Sebelumnya, mencuat kepermukaan dua temuan BPK ketengah publik yaitu potensi kerugian negara dalam pembebasan tanah RS Sumber Waras dan Pembebasan tanah di Cengkareng yang disebut oleh BPK membeli tanah milik Pemprov sendiri. Namun kedua kasus tersebut hilang begitu saja tidak ada tindak lanjutnya setelah Presiden mengumpulkan Kapolda dan Kajati seluruh Indonesia.
Dugaan korupsi dana Bansos yang saat ini sudah bergulir di Kepolisian semula dihembuskan oleh Andi Arief, mantan stafsus Presiden SBY ke media, namun BPK, mungkin karena arahan Presiden tak lagi mengungkap temuannya ke tengah publik yang menjadi komoditas politik penentang Ahok. Menyitir penjelasan IrJen Boy Rafli, kepolisian memulai proses setelah didapat informasi audit keuangan, bisa difahami bahwa lembaga yang berkopeten melakukan audit keuangan negara adalah BPK.

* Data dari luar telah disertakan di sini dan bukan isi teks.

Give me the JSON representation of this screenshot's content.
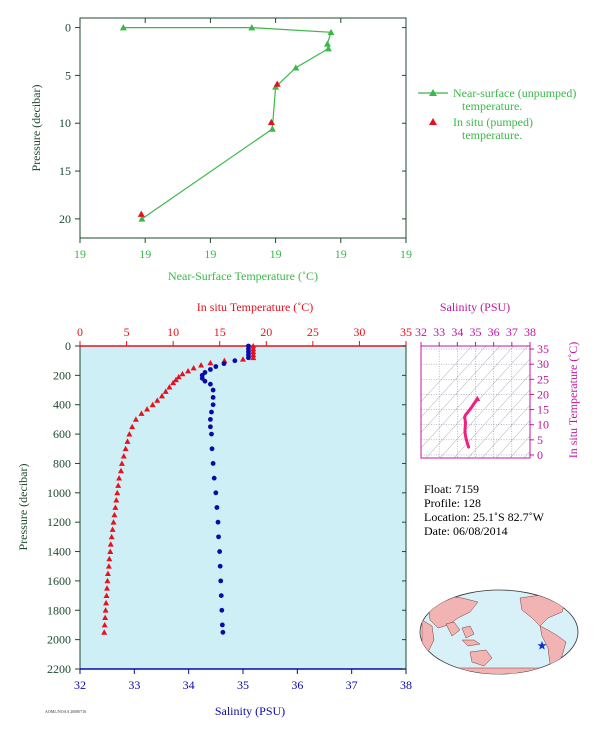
{
  "colors": {
    "green": "#3cb84a",
    "red": "#e8101c",
    "blue": "#0a0aa8",
    "magenta": "#c0189c",
    "pink": "#f0207f",
    "axis_dark": "#1e4a2e",
    "plot_bg": "#cfeff7"
  },
  "chart_data": [
    {
      "type": "line",
      "xlabel": "Near-Surface Temperature (˚C)",
      "ylabel": "Pressure (decibar)",
      "xticks": [
        "19",
        "19",
        "19",
        "19",
        "19",
        "19"
      ],
      "yticks": [
        "0",
        "5",
        "10",
        "15",
        "20"
      ],
      "ylim": [
        22,
        -1
      ],
      "legend_position": "right",
      "series": [
        {
          "name": "Near-surface (unpumped) temperature.",
          "marker": "triangle",
          "color": "green",
          "connected": true,
          "points": [
            [
              0.133,
              0.0
            ],
            [
              0.527,
              0.0
            ],
            [
              0.77,
              0.5
            ],
            [
              0.759,
              1.7
            ],
            [
              0.762,
              2.2
            ],
            [
              0.662,
              4.2
            ],
            [
              0.6,
              6.2
            ],
            [
              0.59,
              10.6
            ],
            [
              0.19,
              20.0
            ]
          ]
        },
        {
          "name": "In situ (pumped) temperature.",
          "marker": "triangle",
          "color": "red",
          "connected": false,
          "points": [
            [
              0.605,
              5.9
            ],
            [
              0.587,
              9.9
            ],
            [
              0.188,
              19.5
            ]
          ]
        }
      ]
    },
    {
      "type": "scatter",
      "xlabel": "Salinity (PSU)",
      "x2label": "In situ Temperature (˚C)",
      "ylabel": "Pressure (decibar)",
      "xlim": [
        32,
        38
      ],
      "x2lim": [
        0,
        35
      ],
      "ylim": [
        2200,
        0
      ],
      "xticks": [
        "32",
        "33",
        "34",
        "35",
        "36",
        "37",
        "38"
      ],
      "x2ticks": [
        "0",
        "5",
        "10",
        "15",
        "20",
        "25",
        "30",
        "35"
      ],
      "yticks": [
        "0",
        "200",
        "400",
        "600",
        "800",
        "1000",
        "1200",
        "1400",
        "1600",
        "1800",
        "2000",
        "2200"
      ],
      "series": [
        {
          "name": "In situ Temperature",
          "axis": "top",
          "color": "red",
          "marker": "triangle",
          "points": [
            [
              18.6,
              0
            ],
            [
              18.6,
              20
            ],
            [
              18.6,
              40
            ],
            [
              18.6,
              60
            ],
            [
              18.6,
              80
            ],
            [
              17.5,
              90
            ],
            [
              15.5,
              100
            ],
            [
              14.0,
              115
            ],
            [
              13.0,
              130
            ],
            [
              12.2,
              150
            ],
            [
              11.6,
              170
            ],
            [
              11.0,
              190
            ],
            [
              10.6,
              210
            ],
            [
              10.3,
              230
            ],
            [
              10.0,
              250
            ],
            [
              9.6,
              280
            ],
            [
              9.2,
              310
            ],
            [
              8.8,
              340
            ],
            [
              8.3,
              370
            ],
            [
              7.8,
              400
            ],
            [
              7.2,
              430
            ],
            [
              6.6,
              460
            ],
            [
              6.0,
              500
            ],
            [
              5.6,
              550
            ],
            [
              5.3,
              600
            ],
            [
              5.1,
              650
            ],
            [
              4.9,
              700
            ],
            [
              4.7,
              750
            ],
            [
              4.5,
              800
            ],
            [
              4.4,
              850
            ],
            [
              4.2,
              900
            ],
            [
              4.1,
              950
            ],
            [
              4.0,
              1000
            ],
            [
              3.9,
              1050
            ],
            [
              3.8,
              1100
            ],
            [
              3.7,
              1150
            ],
            [
              3.6,
              1200
            ],
            [
              3.5,
              1250
            ],
            [
              3.4,
              1300
            ],
            [
              3.3,
              1350
            ],
            [
              3.25,
              1400
            ],
            [
              3.15,
              1450
            ],
            [
              3.1,
              1500
            ],
            [
              3.0,
              1550
            ],
            [
              2.95,
              1600
            ],
            [
              2.9,
              1650
            ],
            [
              2.85,
              1700
            ],
            [
              2.8,
              1750
            ],
            [
              2.75,
              1800
            ],
            [
              2.7,
              1850
            ],
            [
              2.65,
              1900
            ],
            [
              2.6,
              1950
            ]
          ]
        },
        {
          "name": "Salinity",
          "axis": "bottom",
          "color": "blue",
          "marker": "circle",
          "points": [
            [
              35.1,
              0
            ],
            [
              35.1,
              20
            ],
            [
              35.1,
              40
            ],
            [
              35.1,
              60
            ],
            [
              35.1,
              80
            ],
            [
              34.85,
              100
            ],
            [
              34.65,
              120
            ],
            [
              34.5,
              140
            ],
            [
              34.4,
              160
            ],
            [
              34.3,
              180
            ],
            [
              34.25,
              200
            ],
            [
              34.25,
              220
            ],
            [
              34.3,
              240
            ],
            [
              34.4,
              260
            ],
            [
              34.45,
              300
            ],
            [
              34.45,
              350
            ],
            [
              34.45,
              400
            ],
            [
              34.42,
              450
            ],
            [
              34.4,
              500
            ],
            [
              34.4,
              550
            ],
            [
              34.42,
              600
            ],
            [
              34.43,
              700
            ],
            [
              34.45,
              800
            ],
            [
              34.47,
              900
            ],
            [
              34.5,
              1000
            ],
            [
              34.52,
              1100
            ],
            [
              34.54,
              1200
            ],
            [
              34.55,
              1300
            ],
            [
              34.57,
              1400
            ],
            [
              34.58,
              1500
            ],
            [
              34.59,
              1600
            ],
            [
              34.6,
              1700
            ],
            [
              34.61,
              1800
            ],
            [
              34.62,
              1900
            ],
            [
              34.63,
              1950
            ]
          ]
        }
      ]
    },
    {
      "type": "scatter",
      "title": "Salinity (PSU)",
      "ylabel": "In situ Temperature (˚C)",
      "xlim": [
        32,
        38
      ],
      "ylim": [
        -1,
        36
      ],
      "xticks": [
        "32",
        "33",
        "34",
        "35",
        "36",
        "37",
        "38"
      ],
      "yticks": [
        "0",
        "5",
        "10",
        "15",
        "20",
        "25",
        "30",
        "35"
      ],
      "series": [
        {
          "name": "T-S",
          "color": "pink",
          "points": [
            [
              34.62,
              2.6
            ],
            [
              34.6,
              3.0
            ],
            [
              34.57,
              3.6
            ],
            [
              34.54,
              4.2
            ],
            [
              34.5,
              5.0
            ],
            [
              34.46,
              6.0
            ],
            [
              34.43,
              7.2
            ],
            [
              34.42,
              8.3
            ],
            [
              34.44,
              9.6
            ],
            [
              34.45,
              10.6
            ],
            [
              34.43,
              11.6
            ],
            [
              34.4,
              12.4
            ],
            [
              34.45,
              13.2
            ],
            [
              34.6,
              14.3
            ],
            [
              34.75,
              15.5
            ],
            [
              34.9,
              16.8
            ],
            [
              35.1,
              18.6
            ]
          ]
        }
      ]
    }
  ],
  "legend": {
    "green_line1": "Near-surface (unpumped)",
    "green_line2": "temperature.",
    "red_line1": "In situ (pumped)",
    "red_line2": "temperature."
  },
  "info": {
    "float": "Float:  7159",
    "profile": "Profile:  128",
    "location": "Location:  25.1˚S  82.7˚W",
    "date": "Date:  06/08/2014"
  },
  "footer_text": "AOML/NOAA 20080716",
  "map": {
    "marker": "star",
    "marker_lon": -82.7,
    "marker_lat": -25.1
  }
}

Koordinasi antara BPK dan lembaga penindak seperti KPK atau Polri menjadi wajar dilakukan secara tertutup agar masalah korupsi tidak dipolitisir. Seperti halnya BPK yang mengungkap temuannya ketengah publik sempat menjadi "bulan2an" yang dapat menggerus kredibilitasnya sebagai lembaga negara.
Namun demikian, tidak tertutup kemungkinan dimulainya proses penyelidikan dugaan dana Bansos ini dipolitisir karena menyangkut pihak2 yang bersaing dalam pilkada dki dan proses itu juga bertepatan mendekati hari H pemilihan langsung.

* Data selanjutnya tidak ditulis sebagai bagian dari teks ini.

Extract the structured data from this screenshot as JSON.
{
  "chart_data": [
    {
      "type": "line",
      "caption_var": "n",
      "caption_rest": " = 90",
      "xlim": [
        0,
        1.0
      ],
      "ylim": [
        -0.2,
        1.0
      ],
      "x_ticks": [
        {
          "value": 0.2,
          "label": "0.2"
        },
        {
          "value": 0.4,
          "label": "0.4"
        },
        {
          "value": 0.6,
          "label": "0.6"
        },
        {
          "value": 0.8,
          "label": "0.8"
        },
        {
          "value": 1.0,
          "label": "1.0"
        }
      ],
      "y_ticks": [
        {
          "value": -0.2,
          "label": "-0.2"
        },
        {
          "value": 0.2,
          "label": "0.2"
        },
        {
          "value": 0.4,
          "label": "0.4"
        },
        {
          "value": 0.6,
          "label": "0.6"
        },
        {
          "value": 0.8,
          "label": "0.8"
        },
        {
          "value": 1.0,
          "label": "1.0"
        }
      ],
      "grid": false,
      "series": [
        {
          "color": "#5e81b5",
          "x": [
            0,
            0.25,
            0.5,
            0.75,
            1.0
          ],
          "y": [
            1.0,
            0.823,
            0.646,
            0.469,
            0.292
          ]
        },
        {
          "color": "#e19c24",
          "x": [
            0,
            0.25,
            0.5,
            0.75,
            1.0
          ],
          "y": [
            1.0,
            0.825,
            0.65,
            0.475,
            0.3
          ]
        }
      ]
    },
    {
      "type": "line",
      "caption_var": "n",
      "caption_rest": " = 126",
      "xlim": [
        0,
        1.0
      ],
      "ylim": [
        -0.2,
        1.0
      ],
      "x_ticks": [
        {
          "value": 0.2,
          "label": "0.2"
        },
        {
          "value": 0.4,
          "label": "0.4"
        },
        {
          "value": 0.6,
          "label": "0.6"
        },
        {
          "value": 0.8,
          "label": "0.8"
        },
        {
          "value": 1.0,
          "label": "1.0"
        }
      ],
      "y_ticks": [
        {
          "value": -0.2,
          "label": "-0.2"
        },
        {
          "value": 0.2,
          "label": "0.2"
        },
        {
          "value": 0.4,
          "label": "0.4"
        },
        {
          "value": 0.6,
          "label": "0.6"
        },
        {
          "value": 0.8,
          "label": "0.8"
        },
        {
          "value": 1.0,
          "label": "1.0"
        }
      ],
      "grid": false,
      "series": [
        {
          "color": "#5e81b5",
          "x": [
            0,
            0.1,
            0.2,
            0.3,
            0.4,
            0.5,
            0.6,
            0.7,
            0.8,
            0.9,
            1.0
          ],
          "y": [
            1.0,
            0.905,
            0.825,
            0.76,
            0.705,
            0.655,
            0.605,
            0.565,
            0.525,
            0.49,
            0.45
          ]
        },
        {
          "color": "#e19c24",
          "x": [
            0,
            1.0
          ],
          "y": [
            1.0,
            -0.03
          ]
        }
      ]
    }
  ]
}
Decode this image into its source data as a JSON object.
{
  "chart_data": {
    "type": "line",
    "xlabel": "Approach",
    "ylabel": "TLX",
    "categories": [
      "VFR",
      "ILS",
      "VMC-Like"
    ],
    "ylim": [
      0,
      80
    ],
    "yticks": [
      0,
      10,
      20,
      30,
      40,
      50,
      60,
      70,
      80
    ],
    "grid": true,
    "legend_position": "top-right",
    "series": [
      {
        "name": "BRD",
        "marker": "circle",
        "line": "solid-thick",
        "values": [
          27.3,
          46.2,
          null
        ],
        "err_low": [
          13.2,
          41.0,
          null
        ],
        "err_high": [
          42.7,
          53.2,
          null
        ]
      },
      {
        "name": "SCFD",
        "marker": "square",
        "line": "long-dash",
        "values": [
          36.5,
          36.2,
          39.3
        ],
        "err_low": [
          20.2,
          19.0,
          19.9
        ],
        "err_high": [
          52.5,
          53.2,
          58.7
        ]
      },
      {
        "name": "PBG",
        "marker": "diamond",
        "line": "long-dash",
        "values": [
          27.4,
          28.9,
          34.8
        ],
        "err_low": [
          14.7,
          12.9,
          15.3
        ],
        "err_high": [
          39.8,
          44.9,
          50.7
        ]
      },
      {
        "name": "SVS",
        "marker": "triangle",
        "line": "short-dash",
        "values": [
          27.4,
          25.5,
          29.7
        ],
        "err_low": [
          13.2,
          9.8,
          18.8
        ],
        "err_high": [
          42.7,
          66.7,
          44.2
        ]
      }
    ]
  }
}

Terlalu sumir menyatakan Ahok melakukan tindakan korupsi karena proses itu baru dimulai dengan memanggil Sylviana Murni yang dinilai mengetahui duduk perkara untuk penggalian informasi dan mencari bukti hukum lainnya. Namun, karena korupsi tersebut menyangkut APBD DKI, tak tertutup peluang menyasar kepada Ahok sebagai Gubernur pada waktu itu.

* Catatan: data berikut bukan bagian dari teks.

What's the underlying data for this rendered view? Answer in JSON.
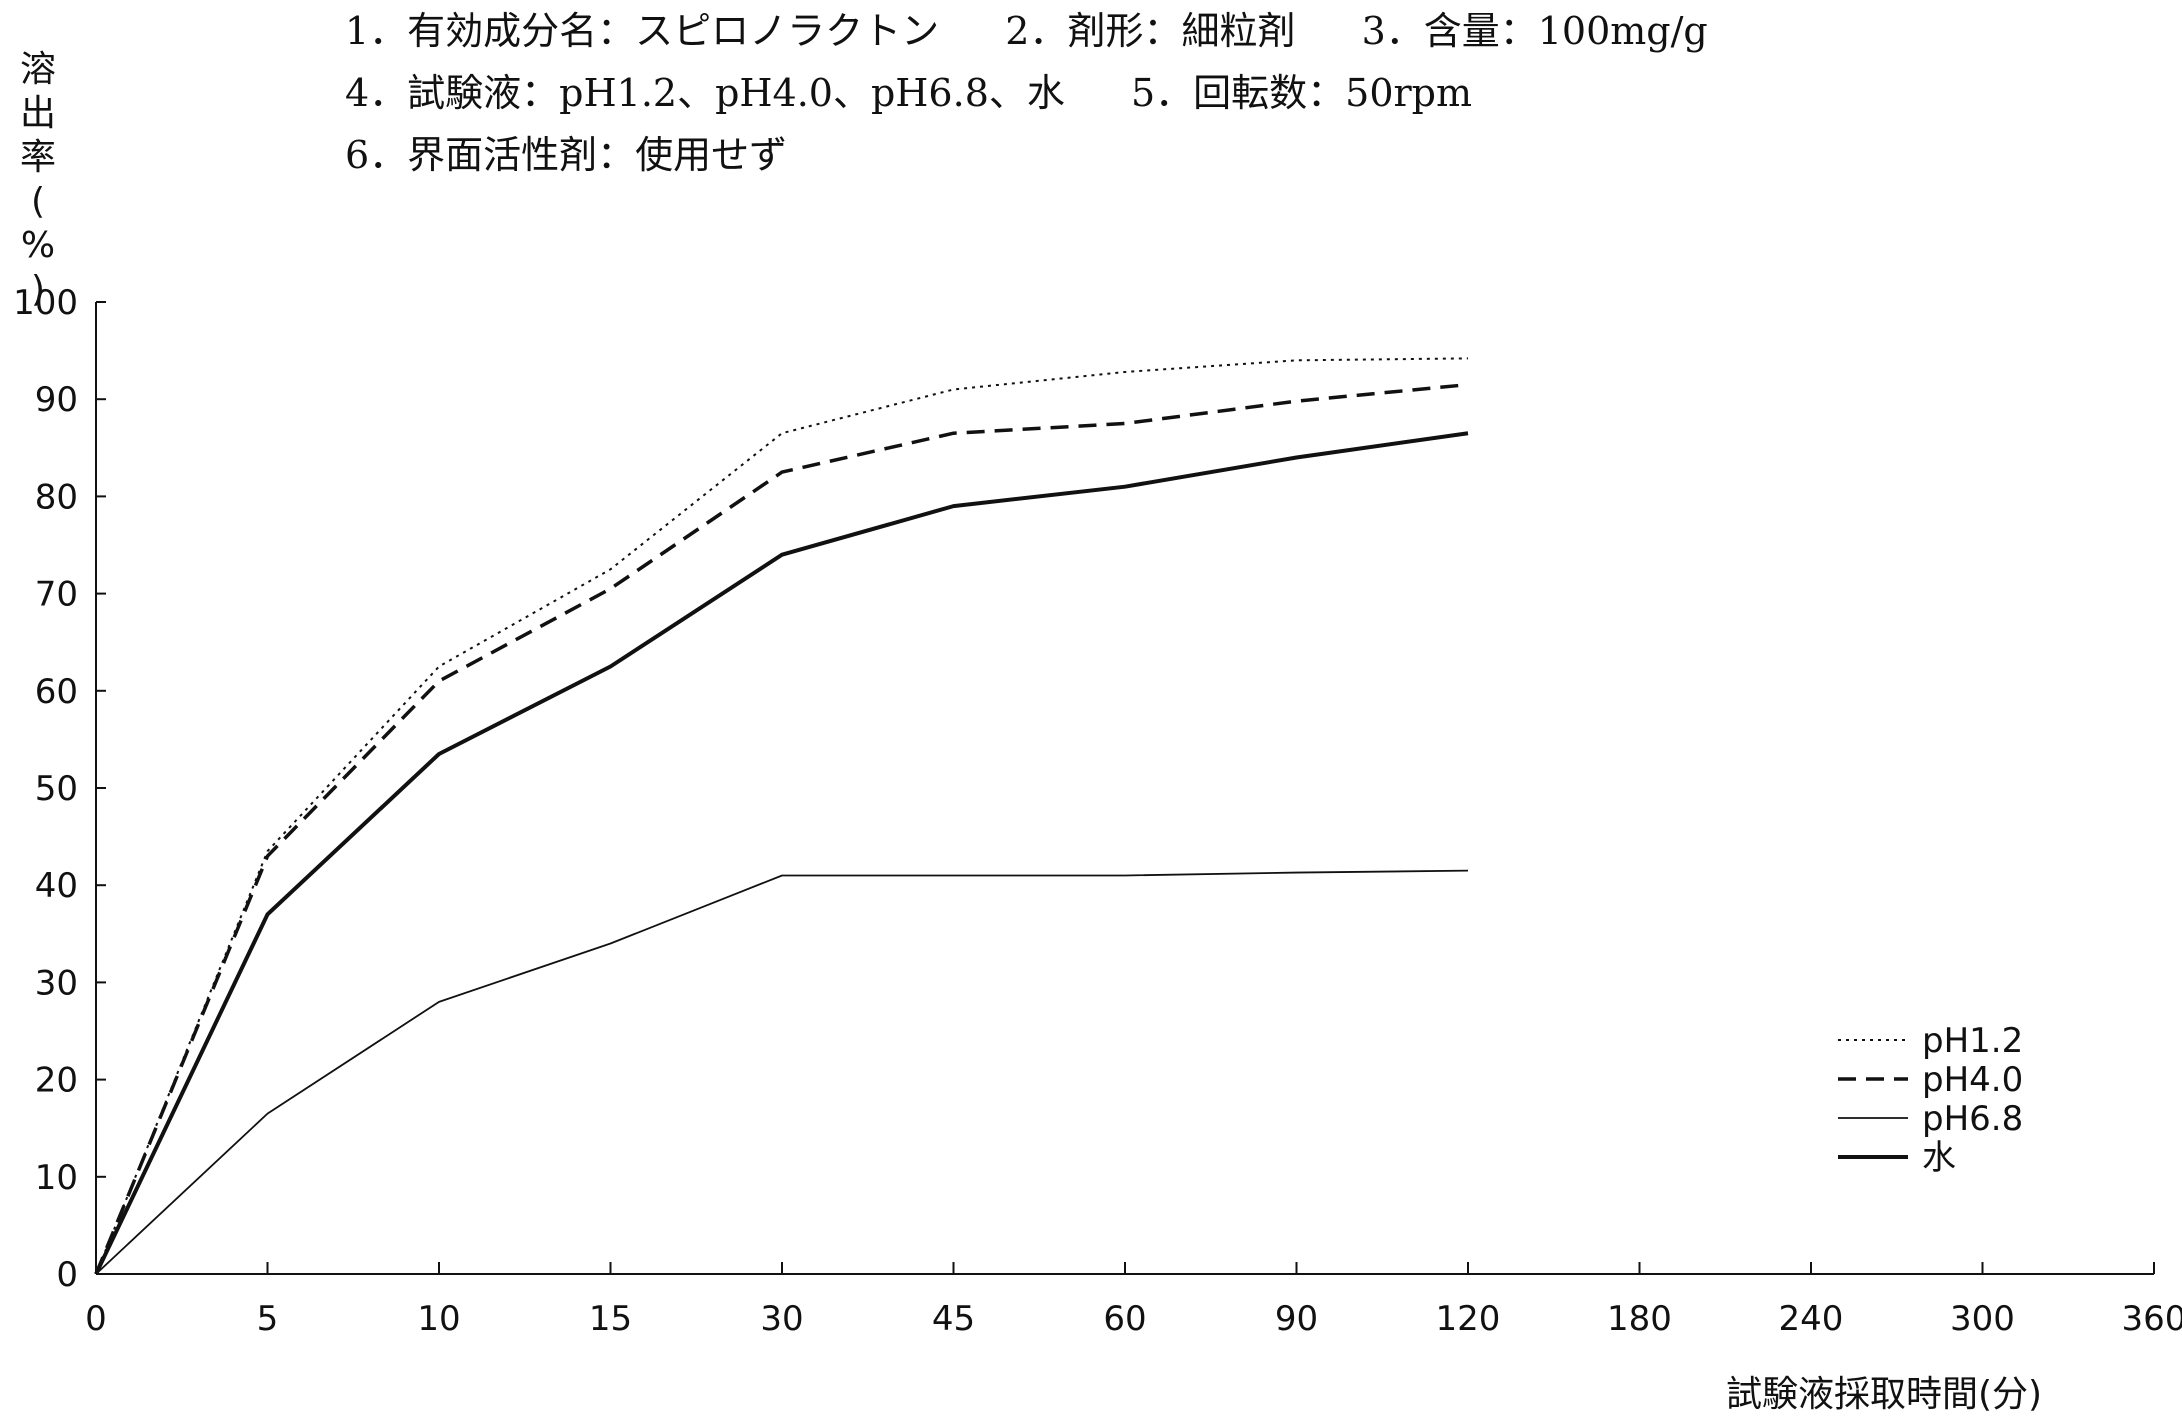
{
  "conditions": [
    [
      "1．有効成分名：スピロノラクトン",
      "2．剤形：細粒剤",
      "3．含量：100mg/g"
    ],
    [
      "4．試験液：pH1.2、pH4.0、pH6.8、水",
      "5．回転数：50rpm"
    ],
    [
      "6．界面活性剤：使用せず"
    ]
  ],
  "chart_data": {
    "type": "line",
    "title": "",
    "xlabel": "試験液採取時間(分)",
    "ylabel": "溶出率(%)",
    "categories": [
      "0",
      "5",
      "10",
      "15",
      "30",
      "45",
      "60",
      "90",
      "120",
      "180",
      "240",
      "300",
      "360"
    ],
    "yticks": [
      "0",
      "10",
      "20",
      "30",
      "40",
      "50",
      "60",
      "70",
      "80",
      "90",
      "100"
    ],
    "ylim": [
      0,
      100
    ],
    "grid": false,
    "legend_position": "bottom-right",
    "series": [
      {
        "name": "pH1.2",
        "style": "dotted",
        "values": [
          0,
          43.5,
          62.5,
          72.5,
          86.5,
          91.0,
          92.8,
          94.0,
          94.2,
          null,
          null,
          null,
          null
        ]
      },
      {
        "name": "pH4.0",
        "style": "dashed",
        "values": [
          0,
          43.0,
          61.0,
          70.5,
          82.5,
          86.5,
          87.5,
          89.8,
          91.5,
          null,
          null,
          null,
          null
        ]
      },
      {
        "name": "pH6.8",
        "style": "thin-solid",
        "values": [
          0,
          16.5,
          28.0,
          34.0,
          41.0,
          41.0,
          41.0,
          41.3,
          41.5,
          null,
          null,
          null,
          null
        ]
      },
      {
        "name": "水",
        "style": "thick-solid",
        "values": [
          0,
          37.0,
          53.5,
          62.5,
          74.0,
          79.0,
          81.0,
          84.0,
          86.5,
          null,
          null,
          null,
          null
        ]
      }
    ]
  }
}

Kasus hukum ini, harus diakui tak pelak lagi akan mempengaruhi citra Ahok sebagai Gubernur yang bersih seperti opini yang dikembangkan terkait dengan pencalonanya sebagai gubernur DKI mendatang. Kasus ini juga rentan dipolitisir, namun diyakini bahwa apa yang dilakukan oleh polri memiliki alasan yang cukup untuk menindak lanjui informasi dugaan tindak pidana korupsi itu.